Non è facile dare risposte. Ciò che emerge è che, la possibilità di soddisfare il nostro
bisogno primario per eccellenza, ovvero procurarci il cibo e di farlo in un’ottica di
sostenibilità, declinata nelle sue tre dimensioni, sociale, ambientale ed economica, è un
problema davvero molto complesso che richiede uno sguardo diverso, una prospettiva

88
multipla e una strategia integrata di risposta.

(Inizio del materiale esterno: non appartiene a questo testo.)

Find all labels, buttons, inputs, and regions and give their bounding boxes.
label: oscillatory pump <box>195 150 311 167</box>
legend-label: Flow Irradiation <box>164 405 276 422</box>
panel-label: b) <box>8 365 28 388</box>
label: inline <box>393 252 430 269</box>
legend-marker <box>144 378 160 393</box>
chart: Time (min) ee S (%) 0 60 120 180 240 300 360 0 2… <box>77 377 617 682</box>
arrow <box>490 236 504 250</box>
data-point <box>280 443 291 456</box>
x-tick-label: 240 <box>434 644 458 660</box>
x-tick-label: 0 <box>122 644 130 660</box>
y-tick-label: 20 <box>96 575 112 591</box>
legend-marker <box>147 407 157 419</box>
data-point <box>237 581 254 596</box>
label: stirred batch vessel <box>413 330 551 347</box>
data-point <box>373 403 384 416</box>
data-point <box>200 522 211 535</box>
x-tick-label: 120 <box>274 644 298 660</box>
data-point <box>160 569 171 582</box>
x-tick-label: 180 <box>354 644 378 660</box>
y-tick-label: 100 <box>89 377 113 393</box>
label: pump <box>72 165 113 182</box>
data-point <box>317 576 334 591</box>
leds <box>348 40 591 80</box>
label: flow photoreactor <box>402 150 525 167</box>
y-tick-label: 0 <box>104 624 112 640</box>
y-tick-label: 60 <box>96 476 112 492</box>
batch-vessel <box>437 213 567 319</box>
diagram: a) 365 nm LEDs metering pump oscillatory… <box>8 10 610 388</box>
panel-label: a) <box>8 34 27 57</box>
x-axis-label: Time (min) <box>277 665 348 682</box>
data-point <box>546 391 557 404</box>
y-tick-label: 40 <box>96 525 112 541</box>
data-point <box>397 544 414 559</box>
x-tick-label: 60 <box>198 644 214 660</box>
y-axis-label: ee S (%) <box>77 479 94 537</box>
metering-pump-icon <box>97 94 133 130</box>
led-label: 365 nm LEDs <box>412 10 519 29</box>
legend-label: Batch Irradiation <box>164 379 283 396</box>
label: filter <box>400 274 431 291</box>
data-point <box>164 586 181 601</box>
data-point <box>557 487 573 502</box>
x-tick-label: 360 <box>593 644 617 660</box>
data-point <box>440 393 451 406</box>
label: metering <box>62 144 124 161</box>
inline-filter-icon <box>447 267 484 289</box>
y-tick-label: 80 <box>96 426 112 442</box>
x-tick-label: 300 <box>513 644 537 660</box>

Non è possibile infatti, dal mio punto di vista, attribuire una preminenza ad un approccio
teorico, piuttosto che ad un altro e nessuno di questi, peraltro, è in grado da solo di darci
una comprensione del fenomeno.
La questione non può, secondo me, essere ridotta alla ricerca dei modelli o, ancora più
difficilmente del modello, alternativo.
Il tratto comune che sembra emergere, e che si ritrova anche nel  modello italiano del
Gruppo di Acquisto Solidale illustrato nella story-line riportata nell’ultimo capitolo di questa
tesi, è quello della complessità e dell’approccio sistemico che questi sistemi richiedono e
nelle possibilità che offrono, una volta che si allarghi lo sguardo dal cosa essi sono al
come si strutturano e operano; a quali siano e quanto contino gli scambi, le relazioni tra gli
attori all’interno sistema e rispetto al contesto. Come si evidenzia anche negli esempi
riportati, sembra che, se il cambiamento dalla logica strettamente di prodotto a quella
sistemica di processo, sia un punto di forza, la complessità organizzativa che ne consegue,
i cambiamenti cognitivi necessari a tradurli in atto e la difficile collocazione di questi
esperimenti all’interno di contesti convenzionali richiedano un’attenzione Politico-
Istituzionale per la ricerca collettiva di una possibile evoluzione di questi sistemi che sono
accomunati anche dal fatto di essere generati “dal basso”, testimoniando che probabilmente
esiste un bisogno diffuso di espressione .di soggettività sociale nell'agire quotidiano e
quindi, anche , nell'agire economico.